操作系は、現代のアクティブベースとして必要十分な仕様です。ミニスイッチでアクティブ/パッシブを切り替えることができ、パッシブ時にはマスターボリューム、トーン、バランサーが使用できる普通のジャズベースとして使用できます。第4世代ノイズレスピックアップが採用されているため、弾いた音しか出ません。アクティブ時にはこれに加え、ブースト/カットできる3バンド・イコライザーが使用できます。
プリアンプは18V仕様でゆとりのあるヘッドルームが得られ、タッチが敏感に反映されます。

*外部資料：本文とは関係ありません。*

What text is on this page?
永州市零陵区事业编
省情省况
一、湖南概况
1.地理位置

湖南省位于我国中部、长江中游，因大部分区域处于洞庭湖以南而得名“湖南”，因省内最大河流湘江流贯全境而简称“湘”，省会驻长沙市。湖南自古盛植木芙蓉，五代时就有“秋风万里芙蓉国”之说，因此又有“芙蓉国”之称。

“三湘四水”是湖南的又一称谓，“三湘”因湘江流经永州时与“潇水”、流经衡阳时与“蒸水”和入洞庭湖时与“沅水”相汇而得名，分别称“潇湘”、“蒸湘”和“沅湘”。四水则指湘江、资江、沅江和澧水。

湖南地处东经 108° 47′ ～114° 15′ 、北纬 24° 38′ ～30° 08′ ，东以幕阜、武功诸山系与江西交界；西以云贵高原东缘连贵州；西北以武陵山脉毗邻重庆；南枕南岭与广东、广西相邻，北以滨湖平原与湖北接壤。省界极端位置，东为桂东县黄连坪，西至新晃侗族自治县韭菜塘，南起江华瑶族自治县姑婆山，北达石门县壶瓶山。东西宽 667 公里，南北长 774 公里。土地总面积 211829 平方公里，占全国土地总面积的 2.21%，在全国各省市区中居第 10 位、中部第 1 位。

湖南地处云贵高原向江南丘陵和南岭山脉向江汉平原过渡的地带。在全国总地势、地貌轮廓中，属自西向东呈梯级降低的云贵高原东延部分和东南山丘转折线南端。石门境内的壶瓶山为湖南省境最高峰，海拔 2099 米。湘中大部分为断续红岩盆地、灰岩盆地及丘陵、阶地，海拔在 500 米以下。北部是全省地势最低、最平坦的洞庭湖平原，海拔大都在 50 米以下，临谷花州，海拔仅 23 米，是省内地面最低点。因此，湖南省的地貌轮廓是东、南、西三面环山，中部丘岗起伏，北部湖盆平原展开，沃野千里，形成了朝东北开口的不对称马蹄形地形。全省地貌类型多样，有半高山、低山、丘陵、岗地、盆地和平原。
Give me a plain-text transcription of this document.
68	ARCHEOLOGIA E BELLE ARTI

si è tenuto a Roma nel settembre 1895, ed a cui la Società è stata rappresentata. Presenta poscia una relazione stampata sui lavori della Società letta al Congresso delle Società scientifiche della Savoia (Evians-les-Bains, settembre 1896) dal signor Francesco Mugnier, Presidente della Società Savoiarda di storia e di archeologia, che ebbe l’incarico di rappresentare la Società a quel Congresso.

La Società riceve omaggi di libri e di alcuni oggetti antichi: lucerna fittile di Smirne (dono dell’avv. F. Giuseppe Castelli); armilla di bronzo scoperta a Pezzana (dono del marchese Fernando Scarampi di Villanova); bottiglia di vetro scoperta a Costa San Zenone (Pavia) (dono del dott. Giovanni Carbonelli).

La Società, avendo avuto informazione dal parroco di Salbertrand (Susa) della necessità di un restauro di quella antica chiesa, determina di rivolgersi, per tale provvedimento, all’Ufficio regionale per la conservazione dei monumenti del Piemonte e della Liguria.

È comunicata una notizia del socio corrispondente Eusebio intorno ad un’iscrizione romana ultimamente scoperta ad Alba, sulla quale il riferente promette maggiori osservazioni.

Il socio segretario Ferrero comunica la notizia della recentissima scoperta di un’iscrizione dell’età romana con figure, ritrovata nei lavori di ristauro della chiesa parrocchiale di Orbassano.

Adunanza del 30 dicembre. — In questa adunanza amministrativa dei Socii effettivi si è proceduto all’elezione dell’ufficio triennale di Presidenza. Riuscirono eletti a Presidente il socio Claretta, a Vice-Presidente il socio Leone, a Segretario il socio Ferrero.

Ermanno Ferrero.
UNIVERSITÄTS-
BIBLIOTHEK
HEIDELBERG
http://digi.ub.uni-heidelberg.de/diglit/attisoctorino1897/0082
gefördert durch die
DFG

以上、メイドイン・ジャパンModernシリーズをチェックしていきました。日本製のフェンダーでは最高グレードに位置するラインナップですが、それでも現実的な価格に抑えられているのは、大きなメリットです。「《最高の演奏性、最高のトーン》Fender MADE IN JAPAN MODERN STRATOCASTER」記事にて、かつての最強最新鋭「アメリカン・エリート」との比較を試みていますが、MIJ モダンは10万円もの価格差を感じさせない高性能なモデルであることがわかります。ショップで見かけたら、最高レベルの演奏性と現代のサウンドを、ぜひチェックしてみてください。